[Bug]: AttributeError: 'Pdf' object has no attribute 'page_chars'
Is there an existing issue for the same bug?
- [X] I have checked the existing issues.
Branch name
V0.13.0
Commit ID
1d0a560
Other environment information
NAME="CentOS Stream"
VERSION="9"
ID="centos"
ID_LIKE="rhel fedora"
VERSION_ID="9"
PLATFORM_ID="platform:el9"
PRETTY_NAME="CentOS Stream 9"
ANSI_COLOR="0;31"
LOGO="fedora-logo-icon"
CPE_NAME="cpe:/o:centos:centos:9"
HOME_URL="https://centos.org/"
BUG_REPORT_URL="https://issues.redhat.com/"
REDHAT_SUPPORT_PRODUCT="Red Hat Enterprise Linux 9"

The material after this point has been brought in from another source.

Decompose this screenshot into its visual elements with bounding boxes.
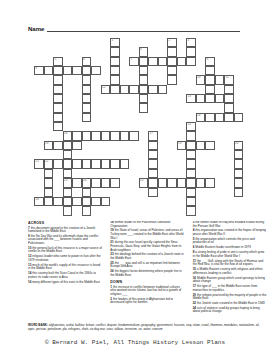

REDHAT_SUPPORT_PRODUCT_VERSION="CentOS Stream"
Actual behavior
Expected behavior
Uploading PDF files to build a knowledge base should not throw errors.
Steps to reproduce
1. Start ragflow from source code
2. Create an empty knowledge base
3. Upload PDF files to build the knowledge base
Additional information
Traceback (most recent call last): File "/home/shiyalun/project/opensource/ragflow/rag/svr/task_executor.py", line 174, in build cks = chunker.chunk(row["name"], binary=binary, from_page=row["from_page"], ^^^^^^^^^^^^^^^^^^^^^^^^^^^^^^^^^^^^^^^^^^^^^^^^^^^^^^^^^^^^^^^^^^^^^ File "/home/shiyalun/project/opensource/ragflow/rag/app/qa.py", line 356, in chunk qai_list, tbls = pdf_parser(filename if not binary else binary, ^^^^^^^^^^^^^^^^^^^^^^^^^^^^^^^^^^^^^^^^^^^^^^ File "/home/shiyalun/project/opensource/ragflow/rag/app/qa.py", line 77, in call self.images( File "/home/shiyalun/project/opensource/ragflow/deepdoc/parser/pdf_parser.py", line 989, in images range(len(self.page_chars))] ^^^^^^^^^^^^^^^ AttributeError: 'Pdf' object has no attribute 'page_chars'. Did you mean: 'page_images'?
Could you attach the PDF file, if it's convenient for you?
I upgraded pdfplumber==0.11.1 and it worked out.